Consider hundreds or thousands of devices competing for bandwidth at the same time for cloud gaming, smart home connectivity, video calls, streaming, etc. We no doubt have more devices every year that need online access, so to support that demand, we need to upgrade how we access the internet through new technologies like Wi-Fi 7.

Even if your network doesn't support gigabit speeds, Wi-Fi 7 could still be useful when you consider local devices. If your router, VR headset, and other devices support Wi-Fi 7, they could communicate with each other at ultrafast speeds even if your ISP-provided internet can't.

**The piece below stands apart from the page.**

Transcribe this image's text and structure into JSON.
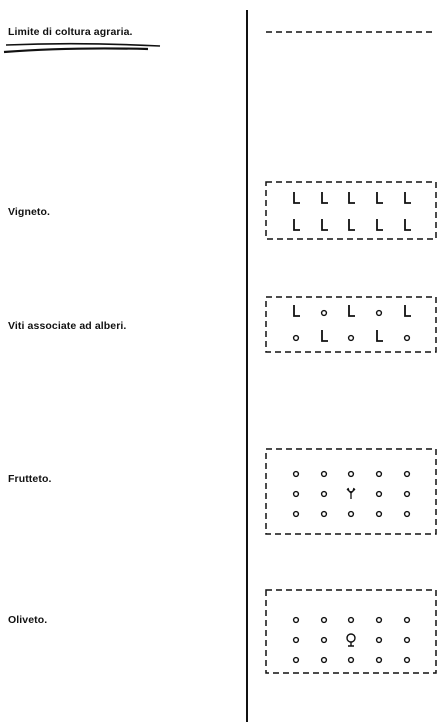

For example, there'd be no issue utilizing Wi-Fi 7 to support your VR headset's immersive experience it's designed to create or stream crystal-clear movies from your media server to your TV.

FAQ
  • Will Wi-Fi 7 improve my Wi-Fi?

    It all depends on what you mean by improve. Troubleshooting Wi-Fi is difficult because there could be a myriad of issues affecting your ability to use Wi-Fi. A very common one is a weak signal. If your equipment is working properly but you aren’t getting a strong Wi-Fi signal, following the steps in the linked article can help (and then maybe you don’t yet need to upgrade to Wi-Fi 7 when it becomes available). Keep in mind, thick walls and floors can impede the signal of a properly working Wi-Fi router.

  • Will my existing computer and other items work with Wi-Fi 7?

    Yes, your existing equipment will work as it does now. But do understand your older equipment may not be able to take advantage of the higher speeds Wi-Fi offers.